On Lincoln Gap, Mr. Phillips handed me a Killer B model, one of the hundreds of variations that Mad River Rocket has tried over the years. After a few short slides on the snowy road, we plunged into the woods. It felt like surfing, smooth and curvy, as we drifted through the snow; we were fast, and then we were slow as we hit deeper stuff.
Sledding, once a too-short run that ended in a clumsy tumble at the bottom, took on a new grace and rhythm as we snaked down the mountain. Mr. Phillips paused to show me how to edge the sled, as in skiing, and how to sit back. We darted around snow-covered logs, spilled over tiny frozen falls and ducked beneath sugar lines strung among the maples.
A conga line of snowstorms had smothered New England, and we weren’t the first ones carving up slopes on Mad River Rockets.

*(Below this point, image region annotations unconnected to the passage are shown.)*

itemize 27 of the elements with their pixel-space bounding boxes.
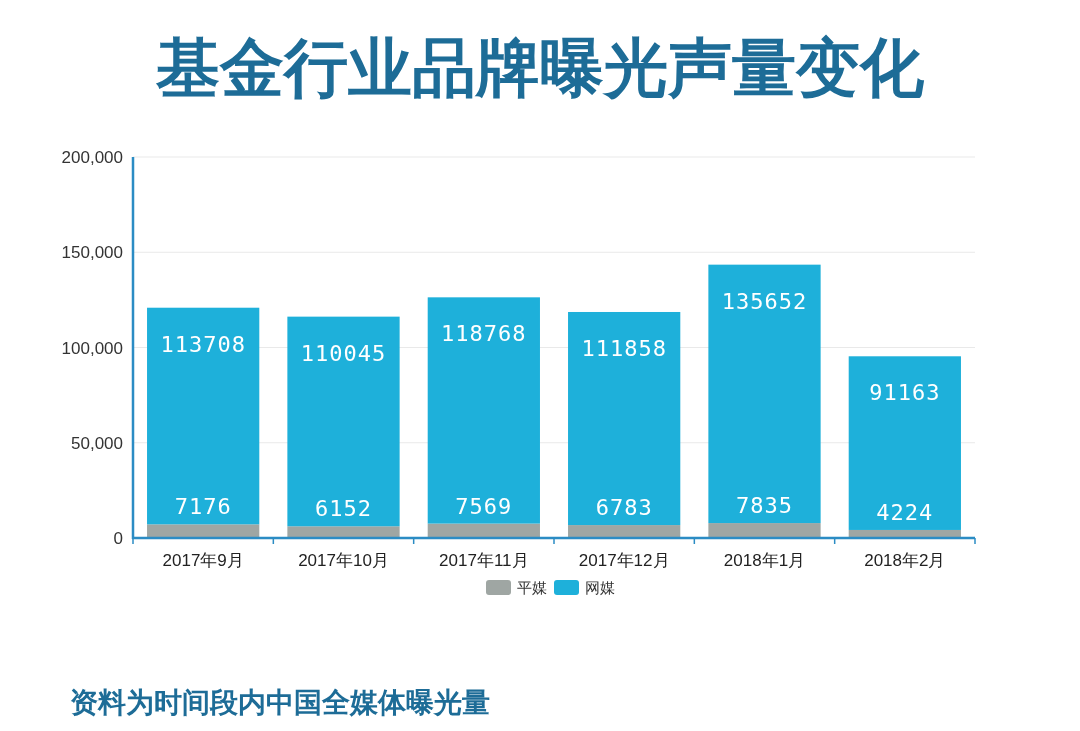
- y-tick-label: 100,000: [61, 338, 123, 358]
- annotation: 资料为时间段内中国全媒体曝光量: [70, 687, 490, 718]
- data-label: 7569: [455, 493, 513, 519]
- x-tick-label: 2017年12月: [578, 551, 670, 570]
- legend-label: 网媒: [585, 579, 615, 596]
- data-label: 6783: [595, 495, 653, 521]
- title: 基金行业品牌曝光声量变化: [156, 32, 924, 104]
- x-tick-label: 2017年10月: [298, 551, 389, 570]
- x-tick-label: 2018年2月: [864, 551, 946, 570]
- data-label: 6152: [315, 496, 372, 522]
- data-label: 4224: [876, 499, 934, 525]
- y-tick-label: 50,000: [71, 433, 123, 453]
- y-tick-label: 150,000: [61, 243, 123, 263]
- x-tick-label: 2017年11月: [439, 551, 529, 570]
- data-label: 111858: [581, 336, 667, 361]
- data-label: 110045: [300, 340, 387, 366]
- legend-label: 平媒: [517, 579, 547, 596]
- data-label: 7835: [736, 493, 793, 519]
- data-label: 113708: [160, 331, 246, 357]
- y-tick-label: 0: [113, 529, 123, 548]
- y-tick-label: 200,000: [61, 148, 123, 167]
- x-tick-label: 2017年9月: [162, 551, 244, 570]
- data-label: 7176: [174, 494, 232, 520]
- data-label: 118768: [441, 321, 527, 347]
- x-tick-label: 2018年1月: [723, 551, 806, 570]
- data-label: 135652: [721, 288, 808, 314]
- data-label: 91163: [869, 380, 941, 406]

Allie Rood, 19, of Warren had already snowshoed up 2,750 feet on Mount Ellen in Sugarbush in November, before the ski area opened for the season, and free-sledded to the bottom. “I was just floating through the snow,” Ms. Rood said of the day, considered a “first descent” by Mr. Sellers.
Mr. Sellers said that in collecting peaks, a long-standing Rocket tradition was to pop a bottle of Champagne at the summit, eat some sandwiches and then race to the bottom in groups of 20 to 30 people. “We set free the mountains of Vermont,” he said.
For nearly as long as Mr. Sellers has been freeing other mountains, he has also owned a large swath on Prickly Mountain, near Sugarbush. Prickly Mountain is the future site of the Mad River Rocket Sled Park. When Mr. Sellers recently learned that foresters planned to cull some of the trees on the mountain, he and Mr. Phillips decided it would be the perfect time to create a backcountry sledding area, complete with natural halfpipes, sled-friendly glades and a rope tow.
Free-sledding is quickly spreading among extreme-sports enthusiasts who want to experience yet another adrenaline rush. “I felt like a professional the very first time I was on the thing,” Todd Saunders, a telemark skier, snowboarder and kayaker from Wenatchee, Wash., said in a phone interview. “I couldn’t believe that a sled could actually steer and do all this stuff I was doing on skis.”
A flurry of free-sledding videos, showing long swooshes through Utah powder, launches off backyard jumps and sleds bumping down stairs (set to Kenny Loggins’s “Danger Zone”), has hit YouTube and other Internet sites. This winter, Mad River Rocket is calling for more videos and photos on its Web site (www.madriverrocket.com).
It’s difficult to watch the stunts, or hop on a sled, without wondering about the risks of hurtling into the backcountry and off ramps with slippery plastic strapped to your knees. Mr. Saunders told me that crashing was like landing on a bag of marshmallows, but I wasn’t convinced. Halfway through my run off Lincoln Gap, I stopped to ask Mr. Phillips, “What about the trees?”
He said, “Don’t worry about the trees.”
I pushed myself forward and — wham! — smacked right into a beech. But the sled’s bow took the brunt of the crash.
Though Mr. Sellers said he knew of no serious accidents on Mad River Rockets, he said it’s only a matter of time before sledders “messing around” get hurt.
For some, the cost of free-sledding — $99 for the Killer B — may also be a deterrent. Darlene Murphy is another Vermonter who goes extreme sledding down steep mountains with friends, but on homemade sleds. “We don’t want to use those commercial things,” she said.
But Mr. Phillips’s snowmobile and planned rope tow aside, free-sledding upholds the original vision of an earth-friendly alternative to skiing. Mad River Rocket shells are made in Ohio from recycled plastic. “They require no parking lots, no sewer systems, no condos, no footprints,” he said.
Well, maybe a footprint, or a sinewy sled print, until the next snowstorm comes along.